Anlass für die Neuregelungen ist, dass die Einführung der intelligenten Systeme nicht mit der erhofften Geschwindigkeit vorangeht, was laut Gesetzesbegründung unter anderem an aufwändigen Verwaltungsverfahren liege. Um die Verfahren zu vereinfachen, müssen die Systeme es zum Beispiel künftig nicht mehr vom Bundesamt für Sicherheit in der Informationstechnik (BSI) freigegeben werden. Die Hersteller am Markt erfüllten mittlerweile die notwendigen hohen Anforderungen an den Datenschutz und die Datensicherheit, heißt es in der Begründung. Das Gesetz baut die bestehenden Auflagen aus und macht präzise Vorgaben zu Speicherungen, Löschungen und Anonymisierung.

Versorger müssen ab 2025 dynamische Stromtarife anbieten

Die Kosten Smart Meters werden für Haushalte und Kleinanlagenbetreiber auf 20 Euro pro Jahr gedeckelt. Entsprechend müssen sich die Netzbestreiber an der Finanzierung der Systeme beteiligen.

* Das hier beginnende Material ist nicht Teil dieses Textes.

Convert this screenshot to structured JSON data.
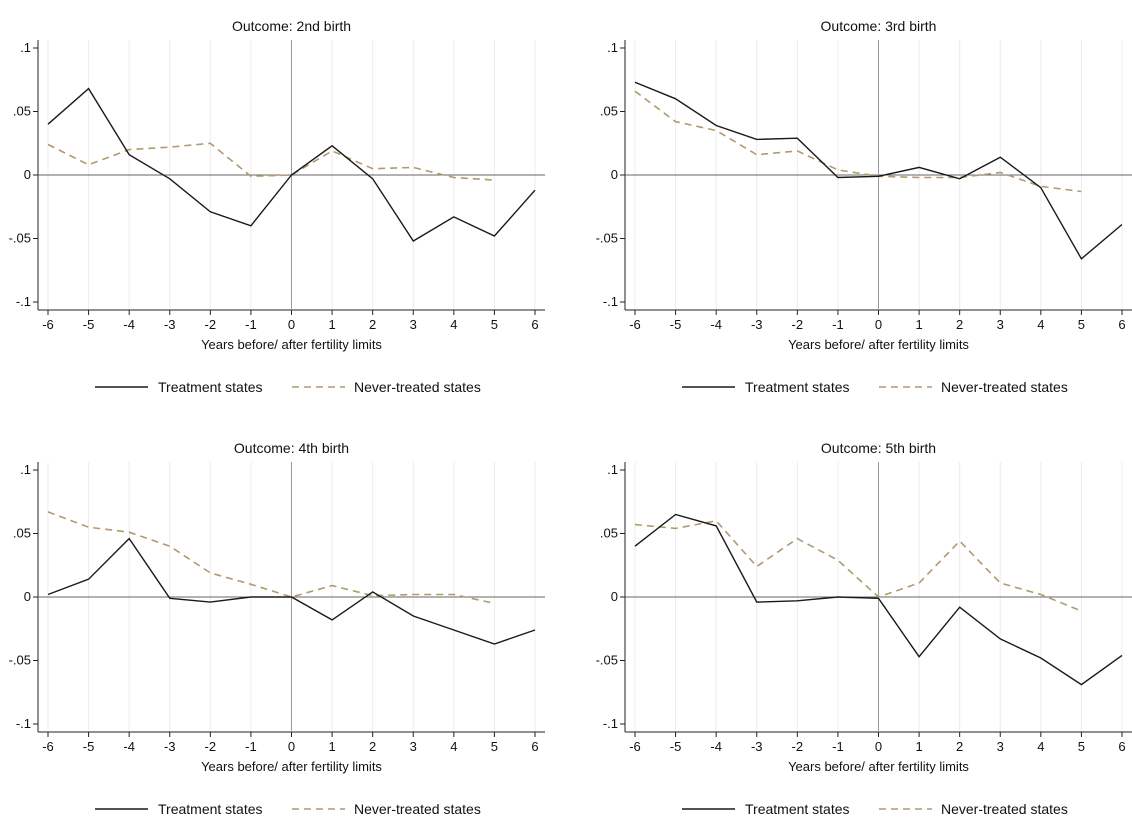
{
  "figure": {
    "series_styles": {
      "treatment": {
        "color": "#1a1a1a",
        "dash": "solid"
      },
      "never": {
        "color": "#b09a6e",
        "dash": "dashed"
      }
    }
  },
  "chart_data": [
    {
      "type": "line",
      "title": "Outcome: 2nd birth",
      "xlabel": "Years before/ after fertility limits",
      "ylabel": "",
      "x": [
        -6,
        -5,
        -4,
        -3,
        -2,
        -1,
        0,
        1,
        2,
        3,
        4,
        5,
        6
      ],
      "x_ticks": [
        "-6",
        "-5",
        "-4",
        "-3",
        "-2",
        "-1",
        "0",
        "1",
        "2",
        "3",
        "4",
        "5",
        "6"
      ],
      "y_ticks": [
        0.1,
        0.05,
        0,
        -0.05,
        -0.1
      ],
      "y_tick_labels": [
        ".1",
        ".05",
        "0",
        "-.05",
        "-.1"
      ],
      "xlim": [
        -6,
        6
      ],
      "ylim": [
        -0.1,
        0.1
      ],
      "grid": true,
      "legend": "bottom",
      "series": [
        {
          "key": "treatment",
          "name": "Treatment states",
          "values": [
            0.04,
            0.068,
            0.016,
            -0.003,
            -0.029,
            -0.04,
            0.0,
            0.023,
            -0.003,
            -0.052,
            -0.033,
            -0.048,
            -0.012
          ]
        },
        {
          "key": "never",
          "name": "Never-treated states",
          "values": [
            0.024,
            0.008,
            0.02,
            0.022,
            0.025,
            -0.001,
            0.0,
            0.019,
            0.005,
            0.006,
            -0.002,
            -0.004,
            null
          ]
        }
      ]
    },
    {
      "type": "line",
      "title": "Outcome: 3rd birth",
      "xlabel": "Years before/ after fertility limits",
      "ylabel": "",
      "x": [
        -6,
        -5,
        -4,
        -3,
        -2,
        -1,
        0,
        1,
        2,
        3,
        4,
        5,
        6
      ],
      "x_ticks": [
        "-6",
        "-5",
        "-4",
        "-3",
        "-2",
        "-1",
        "0",
        "1",
        "2",
        "3",
        "4",
        "5",
        "6"
      ],
      "y_ticks": [
        0.1,
        0.05,
        0,
        -0.05,
        -0.1
      ],
      "y_tick_labels": [
        ".1",
        ".05",
        "0",
        "-.05",
        "-.1"
      ],
      "xlim": [
        -6,
        6
      ],
      "ylim": [
        -0.1,
        0.1
      ],
      "grid": true,
      "legend": "bottom",
      "series": [
        {
          "key": "treatment",
          "name": "Treatment states",
          "values": [
            0.073,
            0.06,
            0.039,
            0.028,
            0.029,
            -0.002,
            -0.001,
            0.006,
            -0.003,
            0.014,
            -0.01,
            -0.066,
            -0.039
          ]
        },
        {
          "key": "never",
          "name": "Never-treated states",
          "values": [
            0.066,
            0.042,
            0.035,
            0.016,
            0.019,
            0.004,
            -0.001,
            -0.002,
            -0.002,
            0.002,
            -0.009,
            -0.013,
            null
          ]
        }
      ]
    },
    {
      "type": "line",
      "title": "Outcome: 4th birth",
      "xlabel": "Years before/ after fertility limits",
      "ylabel": "",
      "x": [
        -6,
        -5,
        -4,
        -3,
        -2,
        -1,
        0,
        1,
        2,
        3,
        4,
        5,
        6
      ],
      "x_ticks": [
        "-6",
        "-5",
        "-4",
        "-3",
        "-2",
        "-1",
        "0",
        "1",
        "2",
        "3",
        "4",
        "5",
        "6"
      ],
      "y_ticks": [
        0.1,
        0.05,
        0,
        -0.05,
        -0.1
      ],
      "y_tick_labels": [
        ".1",
        ".05",
        "0",
        "-.05",
        "-.1"
      ],
      "xlim": [
        -6,
        6
      ],
      "ylim": [
        -0.1,
        0.1
      ],
      "grid": true,
      "legend": "bottom",
      "series": [
        {
          "key": "treatment",
          "name": "Treatment states",
          "values": [
            0.002,
            0.014,
            0.046,
            -0.001,
            -0.004,
            0.0,
            0.0,
            -0.018,
            0.004,
            -0.015,
            -0.026,
            -0.037,
            -0.026
          ]
        },
        {
          "key": "never",
          "name": "Never-treated states",
          "values": [
            0.067,
            0.055,
            0.051,
            0.04,
            0.019,
            0.01,
            0.0,
            0.009,
            0.001,
            0.002,
            0.002,
            -0.005,
            null
          ]
        }
      ]
    },
    {
      "type": "line",
      "title": "Outcome: 5th birth",
      "xlabel": "Years before/ after fertility limits",
      "ylabel": "",
      "x": [
        -6,
        -5,
        -4,
        -3,
        -2,
        -1,
        0,
        1,
        2,
        3,
        4,
        5,
        6
      ],
      "x_ticks": [
        "-6",
        "-5",
        "-4",
        "-3",
        "-2",
        "-1",
        "0",
        "1",
        "2",
        "3",
        "4",
        "5",
        "6"
      ],
      "y_ticks": [
        0.1,
        0.05,
        0,
        -0.05,
        -0.1
      ],
      "y_tick_labels": [
        ".1",
        ".05",
        "0",
        "-.05",
        "-.1"
      ],
      "xlim": [
        -6,
        6
      ],
      "ylim": [
        -0.1,
        0.1
      ],
      "grid": true,
      "legend": "bottom",
      "series": [
        {
          "key": "treatment",
          "name": "Treatment states",
          "values": [
            0.04,
            0.065,
            0.056,
            -0.004,
            -0.003,
            0.0,
            -0.001,
            -0.047,
            -0.008,
            -0.033,
            -0.048,
            -0.069,
            -0.046
          ]
        },
        {
          "key": "never",
          "name": "Never-treated states",
          "values": [
            0.057,
            0.054,
            0.06,
            0.024,
            0.046,
            0.029,
            0.0,
            0.011,
            0.044,
            0.011,
            0.002,
            -0.011,
            null
          ]
        }
      ]
    }
  ]
}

Das Gesetz sieht auch vor, dass ab 2025 alle Stromversorger verpflichtet sind, zeitvariable Stromtarife anzubieten. Kunden können damit Strom gezielt dann nutzen, wenn dieser preiswert ist – wenn also viel Strom aus erneuerbaren Quellen verfügbar ist. Das dient sowohl der Stabilisierung des Marktes wie des Stromnetzes.

Der Bundesrat hatte den ursprünglichen Gesetzentwurf der Bundesregierung in seiner Plenarsitzung am 3. März 2023 beraten und hierzu umfangreich Stellung genommen. Die Kritikpunkte des Bundesrates griff der Bundestag in seinem Gesetzesbeschluss teilweise auf. Neben umfangreichen formalen Änderungen enthält er unter anderem Verbesserungen hinsichtlich des Smart-Meter-Einbaus in Mehrfamiliengebäuden.

Das Gesetz wird nun über die Bundesregierung dem Bundespräsidenten zur Unterzeichnung zugeleitet. Es tritt am Tag nach Verkündung im Bundesgesetzblatt in Kraft. Den genauen Zeitpunkt bestimmt die Bundesregierung, da sie die Verkündung organisiert.

„Der Nutzen der intelligenten Messsysteme für die Immobilienwirtschaft ist offensichtlich“, kommentiert Gero Lücking, Head of Smart Metering bei Techem. „Sie bilden den Grundstein für effiziente Prozesse, mehr Transparenz bei Verbrauch, Kosten und Emissionen und damit für die Reduktion von Energieverbräuchen. Somit gehen sie Hand in Hand mit der gesetzgeberischen Zielsetzung, die Digitalisierung der Energiewende zu beschleunigen.“ Mit den jetzt beschlossenen Vereinfachungen sowie der gerechteren Kostenverteilung gebe es zudem keinen Grund mehr, nicht auf die intelligenten Messsysteme zu setzen und damit in die Digitalisierung dieser Infrastruktur zu investieren.